While Doctors Moses and Dorsey acknowledge that the immediate consequences of such a cut would primarily affect young researchers and new applicants for funding, “exacerbat[ing] tensions between large infrastructure projects . . . and small investigator-initiated grants, which historically have been the primary source of new clinical insights,” they also argue that sequestration presents an opportunity to reevaluate our emphasis on publicly funded biomedical research. In their telling, sequestration would be just the most recent step in a nearly decade-long trend of reducing federal funding, a trend that “presents an opportunity to reshape biomedical research.” Moses and Dorsey call for new private sources of research support, ranging from specialized financial instruments like Biomedical Research Bonds to an increased role for public charities and private foundations. The future of biomedical research, they argue, will be built on the private sector, not the federal government.

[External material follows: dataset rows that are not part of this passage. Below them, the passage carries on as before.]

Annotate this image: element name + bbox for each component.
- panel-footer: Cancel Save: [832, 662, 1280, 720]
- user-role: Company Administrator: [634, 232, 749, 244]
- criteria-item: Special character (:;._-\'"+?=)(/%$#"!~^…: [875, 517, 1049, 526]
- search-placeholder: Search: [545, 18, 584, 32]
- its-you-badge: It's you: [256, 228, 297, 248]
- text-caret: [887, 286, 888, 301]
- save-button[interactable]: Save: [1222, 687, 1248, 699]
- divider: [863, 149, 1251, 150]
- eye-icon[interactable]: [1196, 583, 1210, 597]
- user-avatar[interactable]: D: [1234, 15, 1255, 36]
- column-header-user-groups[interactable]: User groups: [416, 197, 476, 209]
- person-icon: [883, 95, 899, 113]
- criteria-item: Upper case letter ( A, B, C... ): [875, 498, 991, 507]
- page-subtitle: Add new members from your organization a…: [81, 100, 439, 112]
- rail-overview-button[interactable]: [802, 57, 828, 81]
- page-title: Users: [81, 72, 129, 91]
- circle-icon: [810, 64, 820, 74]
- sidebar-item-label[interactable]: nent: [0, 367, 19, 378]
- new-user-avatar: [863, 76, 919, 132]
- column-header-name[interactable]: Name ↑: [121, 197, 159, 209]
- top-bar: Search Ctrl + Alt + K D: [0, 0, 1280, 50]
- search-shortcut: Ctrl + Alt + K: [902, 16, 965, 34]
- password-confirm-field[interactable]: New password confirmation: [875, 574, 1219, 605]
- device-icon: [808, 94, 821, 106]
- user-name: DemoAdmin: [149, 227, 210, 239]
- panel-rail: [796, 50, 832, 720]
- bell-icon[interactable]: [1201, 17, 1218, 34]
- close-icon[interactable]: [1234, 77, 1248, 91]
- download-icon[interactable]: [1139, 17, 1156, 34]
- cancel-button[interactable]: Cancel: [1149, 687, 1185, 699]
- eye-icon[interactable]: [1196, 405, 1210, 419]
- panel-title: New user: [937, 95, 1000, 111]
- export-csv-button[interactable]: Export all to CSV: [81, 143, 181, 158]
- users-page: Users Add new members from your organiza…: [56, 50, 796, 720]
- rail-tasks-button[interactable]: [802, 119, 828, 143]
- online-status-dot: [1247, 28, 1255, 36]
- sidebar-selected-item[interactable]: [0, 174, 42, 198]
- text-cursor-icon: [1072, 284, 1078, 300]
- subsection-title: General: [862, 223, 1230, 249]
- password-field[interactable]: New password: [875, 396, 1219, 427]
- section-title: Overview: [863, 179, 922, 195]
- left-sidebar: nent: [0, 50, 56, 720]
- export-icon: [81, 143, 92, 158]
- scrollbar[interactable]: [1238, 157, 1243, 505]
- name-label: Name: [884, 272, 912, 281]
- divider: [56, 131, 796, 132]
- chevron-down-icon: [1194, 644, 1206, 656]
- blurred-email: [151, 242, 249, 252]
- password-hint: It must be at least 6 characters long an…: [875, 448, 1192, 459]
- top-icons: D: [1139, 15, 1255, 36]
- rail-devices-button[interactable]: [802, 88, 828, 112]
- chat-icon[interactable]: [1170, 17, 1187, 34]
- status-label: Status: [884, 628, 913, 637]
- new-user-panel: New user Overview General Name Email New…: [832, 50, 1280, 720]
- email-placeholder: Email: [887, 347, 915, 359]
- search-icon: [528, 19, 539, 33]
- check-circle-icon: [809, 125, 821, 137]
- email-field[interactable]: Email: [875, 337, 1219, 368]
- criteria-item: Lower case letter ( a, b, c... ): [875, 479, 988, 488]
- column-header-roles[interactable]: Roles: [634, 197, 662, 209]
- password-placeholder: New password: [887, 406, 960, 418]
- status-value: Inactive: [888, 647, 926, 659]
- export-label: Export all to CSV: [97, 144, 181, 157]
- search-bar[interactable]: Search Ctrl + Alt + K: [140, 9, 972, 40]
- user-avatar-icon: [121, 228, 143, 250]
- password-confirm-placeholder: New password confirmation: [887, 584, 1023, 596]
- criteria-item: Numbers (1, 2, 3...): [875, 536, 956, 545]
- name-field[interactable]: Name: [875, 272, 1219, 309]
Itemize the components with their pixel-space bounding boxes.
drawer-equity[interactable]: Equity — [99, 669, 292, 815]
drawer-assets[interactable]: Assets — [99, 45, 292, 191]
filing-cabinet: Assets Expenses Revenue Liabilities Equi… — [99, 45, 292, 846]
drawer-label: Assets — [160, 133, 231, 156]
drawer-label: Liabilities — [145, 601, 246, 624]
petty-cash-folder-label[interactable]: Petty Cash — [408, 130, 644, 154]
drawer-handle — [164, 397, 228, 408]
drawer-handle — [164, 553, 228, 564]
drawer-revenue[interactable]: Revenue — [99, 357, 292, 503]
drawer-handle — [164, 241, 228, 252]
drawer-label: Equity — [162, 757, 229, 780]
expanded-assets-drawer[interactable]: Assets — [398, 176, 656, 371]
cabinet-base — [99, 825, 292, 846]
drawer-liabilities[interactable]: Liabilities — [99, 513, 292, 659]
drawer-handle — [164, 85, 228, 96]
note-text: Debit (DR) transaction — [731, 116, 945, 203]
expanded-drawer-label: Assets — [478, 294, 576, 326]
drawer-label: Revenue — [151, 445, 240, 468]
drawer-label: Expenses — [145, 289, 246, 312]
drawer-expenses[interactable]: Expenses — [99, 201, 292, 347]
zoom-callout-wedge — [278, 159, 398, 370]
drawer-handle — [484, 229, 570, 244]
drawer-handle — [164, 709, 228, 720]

The challenges of shifting the burden of funding research to the private sector are many, of course. One particularly challenging question is whether private funds could effectively replace NIH’s significant role in funding “basic” research. Bhaven N. Sampat’s new article “Mission-Oriented Biomedical Research at the NIH” in Research Policy provides some context for the scale of the problem. Citing a 2010 study by Dr. Dorsey himself, Sampat notes that although NIH funding accounts for only about a third of U.S. biomedical research funding, “there is a sharp division of labor, with NIH funding concentrated further upstream, on ‘basic’ research than private sector funding” from private sector pharmaceutical, biotechnology, and medical device firms. Although the role of private foundations has grown in recent years, Sampat notes that NIH funding continues to exceed all such funding “by a factor of six . . . .” Assuming we continue to value basic research, the capacity and willingness of private actors to fund such research thus remains a major question mark.